The following story jumped at me:
Get this, there was a doctor by the name Bela Schick and at one point in his medical career he tried to prove the existence of menotoxins. That women, by virtue of menstruation, emit toxins in their sweat. He concluded that flowers wilted faster if they were handled by menstruating nurses. Firstly, he got the menstruating nurse to handle the flowers haphazardly, and then the other nurse was instructed to gently place flowers in water. The former flowers wilted, obviously… but not because the hypothesis was true. All other variables were not kept constant. Guess what? People believed that menotoxins were an actual thing for a while.
That is one explanation for what shaped the narrative around menstruation in the West, but what about here in Africa? I asked a female relative and she stuttered and failed to come up with a reason. Maybe she was just taught to be afraid and she is passing the baton on to the next generation.
How do we get out of this mess?
It begins with you. Firstly, do not make girls/women feel like they need to hide the fact that they bleed every 28-35 days. I am not saying shout it from the rooftops but I am saying accept it as a fact. (Eg if you are asking around for painkillers to ease your menstrual cramps don’t feel like you need to lie and say “headache”)

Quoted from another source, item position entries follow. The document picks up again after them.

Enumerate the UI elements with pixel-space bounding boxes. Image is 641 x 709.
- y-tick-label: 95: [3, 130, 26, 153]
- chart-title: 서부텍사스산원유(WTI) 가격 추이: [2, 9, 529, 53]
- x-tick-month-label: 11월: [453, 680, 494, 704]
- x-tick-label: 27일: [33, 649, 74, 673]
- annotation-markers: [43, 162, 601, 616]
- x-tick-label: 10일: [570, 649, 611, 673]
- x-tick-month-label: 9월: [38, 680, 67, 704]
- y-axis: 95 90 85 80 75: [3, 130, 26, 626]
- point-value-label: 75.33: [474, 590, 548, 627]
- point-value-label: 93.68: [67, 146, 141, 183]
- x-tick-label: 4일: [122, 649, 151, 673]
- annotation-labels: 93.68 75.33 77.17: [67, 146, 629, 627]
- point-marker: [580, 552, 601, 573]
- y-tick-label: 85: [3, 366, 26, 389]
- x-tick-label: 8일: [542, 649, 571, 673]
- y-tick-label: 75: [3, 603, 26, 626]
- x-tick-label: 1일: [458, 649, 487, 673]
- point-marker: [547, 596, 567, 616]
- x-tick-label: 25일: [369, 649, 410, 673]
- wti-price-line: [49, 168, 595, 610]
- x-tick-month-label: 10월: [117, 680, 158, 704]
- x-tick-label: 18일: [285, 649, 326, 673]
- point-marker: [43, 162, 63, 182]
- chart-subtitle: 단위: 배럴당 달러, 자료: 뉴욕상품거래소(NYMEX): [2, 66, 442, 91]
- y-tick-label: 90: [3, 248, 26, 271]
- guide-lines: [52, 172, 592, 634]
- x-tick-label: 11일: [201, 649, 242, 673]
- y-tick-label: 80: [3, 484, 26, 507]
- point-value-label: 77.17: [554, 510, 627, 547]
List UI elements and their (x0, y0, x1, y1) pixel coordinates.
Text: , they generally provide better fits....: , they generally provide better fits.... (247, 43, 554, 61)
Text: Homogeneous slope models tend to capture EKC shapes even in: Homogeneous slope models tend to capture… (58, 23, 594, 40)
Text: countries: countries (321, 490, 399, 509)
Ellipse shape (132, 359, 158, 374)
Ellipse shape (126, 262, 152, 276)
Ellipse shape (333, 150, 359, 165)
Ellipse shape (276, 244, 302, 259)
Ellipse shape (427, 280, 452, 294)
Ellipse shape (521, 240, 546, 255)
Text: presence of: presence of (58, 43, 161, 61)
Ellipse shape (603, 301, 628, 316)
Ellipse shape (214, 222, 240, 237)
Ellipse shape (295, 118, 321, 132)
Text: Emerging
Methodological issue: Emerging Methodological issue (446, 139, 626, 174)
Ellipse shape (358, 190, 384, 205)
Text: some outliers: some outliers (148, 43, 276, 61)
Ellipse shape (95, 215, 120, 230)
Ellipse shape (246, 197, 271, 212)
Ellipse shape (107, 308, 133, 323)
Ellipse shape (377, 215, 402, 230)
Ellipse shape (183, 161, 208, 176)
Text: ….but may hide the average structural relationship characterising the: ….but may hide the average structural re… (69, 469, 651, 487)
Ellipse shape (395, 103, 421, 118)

It is “not like a palm tree bearing fruit at the end of its leaf“, i.e., it is nothing out of the ordinary. Secondly, don’t attribute every minor inconvenience to PMS or “that time of the month”. It is not cool. Euphemisms?
Lastly, I found this article, A 5 minute theology of periods, quite helpful if you are trying to wrap your head around the stringent instructions in Leviticus 15 and their relevance today.